Disabling "Require SSO" option is not honored, SSO is still (apparently) required

[rdsedmundo]

Environment

SaaS (https://sentry.io/)

Steps to Reproduce

This is essentially a long-standing bug that had already been reported here in #4633, I don't think it should've been closed.

1. Enable SSO for an organization.
2. Uncheck "Require SSO" ('Require members use a valid linked SSO account to access this organization').

Expected Result

Both options of using email/password and SSO should be allowed if the option is not checked.

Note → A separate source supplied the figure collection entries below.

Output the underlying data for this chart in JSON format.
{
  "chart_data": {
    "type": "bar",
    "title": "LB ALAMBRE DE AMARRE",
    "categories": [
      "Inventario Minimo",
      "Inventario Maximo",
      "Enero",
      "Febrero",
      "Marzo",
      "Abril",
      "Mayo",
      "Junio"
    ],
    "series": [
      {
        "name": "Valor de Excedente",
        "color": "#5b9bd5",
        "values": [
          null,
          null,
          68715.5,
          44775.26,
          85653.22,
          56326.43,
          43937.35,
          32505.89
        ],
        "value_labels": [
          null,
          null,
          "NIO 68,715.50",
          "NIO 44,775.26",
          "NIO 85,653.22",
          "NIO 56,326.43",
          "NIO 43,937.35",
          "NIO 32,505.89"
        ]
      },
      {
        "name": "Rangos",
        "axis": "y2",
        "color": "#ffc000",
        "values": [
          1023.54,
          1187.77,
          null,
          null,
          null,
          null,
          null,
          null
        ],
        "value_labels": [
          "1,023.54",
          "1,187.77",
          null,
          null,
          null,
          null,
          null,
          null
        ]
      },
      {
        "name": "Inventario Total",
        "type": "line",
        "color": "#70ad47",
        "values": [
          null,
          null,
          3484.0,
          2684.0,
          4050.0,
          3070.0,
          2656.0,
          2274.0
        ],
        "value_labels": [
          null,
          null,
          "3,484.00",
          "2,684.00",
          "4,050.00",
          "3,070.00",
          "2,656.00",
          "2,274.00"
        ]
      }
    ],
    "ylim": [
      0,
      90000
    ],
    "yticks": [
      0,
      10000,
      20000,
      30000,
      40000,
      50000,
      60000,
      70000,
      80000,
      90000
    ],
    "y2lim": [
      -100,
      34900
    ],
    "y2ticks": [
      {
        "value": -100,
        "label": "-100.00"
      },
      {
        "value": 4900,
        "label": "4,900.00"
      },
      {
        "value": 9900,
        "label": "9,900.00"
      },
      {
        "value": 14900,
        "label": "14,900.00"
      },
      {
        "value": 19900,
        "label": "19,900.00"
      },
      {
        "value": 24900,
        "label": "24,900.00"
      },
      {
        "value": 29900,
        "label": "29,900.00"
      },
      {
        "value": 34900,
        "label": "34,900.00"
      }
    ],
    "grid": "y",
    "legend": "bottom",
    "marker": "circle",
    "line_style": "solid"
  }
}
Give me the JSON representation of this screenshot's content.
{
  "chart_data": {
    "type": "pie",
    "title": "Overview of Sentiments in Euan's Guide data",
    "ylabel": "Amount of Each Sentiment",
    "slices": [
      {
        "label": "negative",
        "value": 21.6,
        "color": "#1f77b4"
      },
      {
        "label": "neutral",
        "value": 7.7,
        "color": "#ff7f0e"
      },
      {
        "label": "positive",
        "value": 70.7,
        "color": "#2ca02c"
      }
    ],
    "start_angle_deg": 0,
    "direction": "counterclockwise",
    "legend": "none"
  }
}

We confirmed that via https://sentry.io/auth/login users are able to get in.

Actual Result

Only SSO is provided, as if "Require SSO" was enabled. We want to be able to log via SSO for internal users, but also allow external parties to register via email. If they access the login page without using the SaaS subdomain it works, which makes the whole experience really odd (see last screenshot).

Configuration:

Result:

Product Area

Sign In

Link

No response

DSN

No response

Version

No response

[getsantry]

Assigning to @getsentry/support for routing ⏲️

[getsantry]

Routing to @getsentry/product-owners-settings-auth for triage ⏲️

[getsantry]

Routing to @getsentry/product-owners-sign-in for triage ⏲️

[leedongwei]

Thanks for the report! We are aware of this issue and taking it into account for the redesign of our auth experience.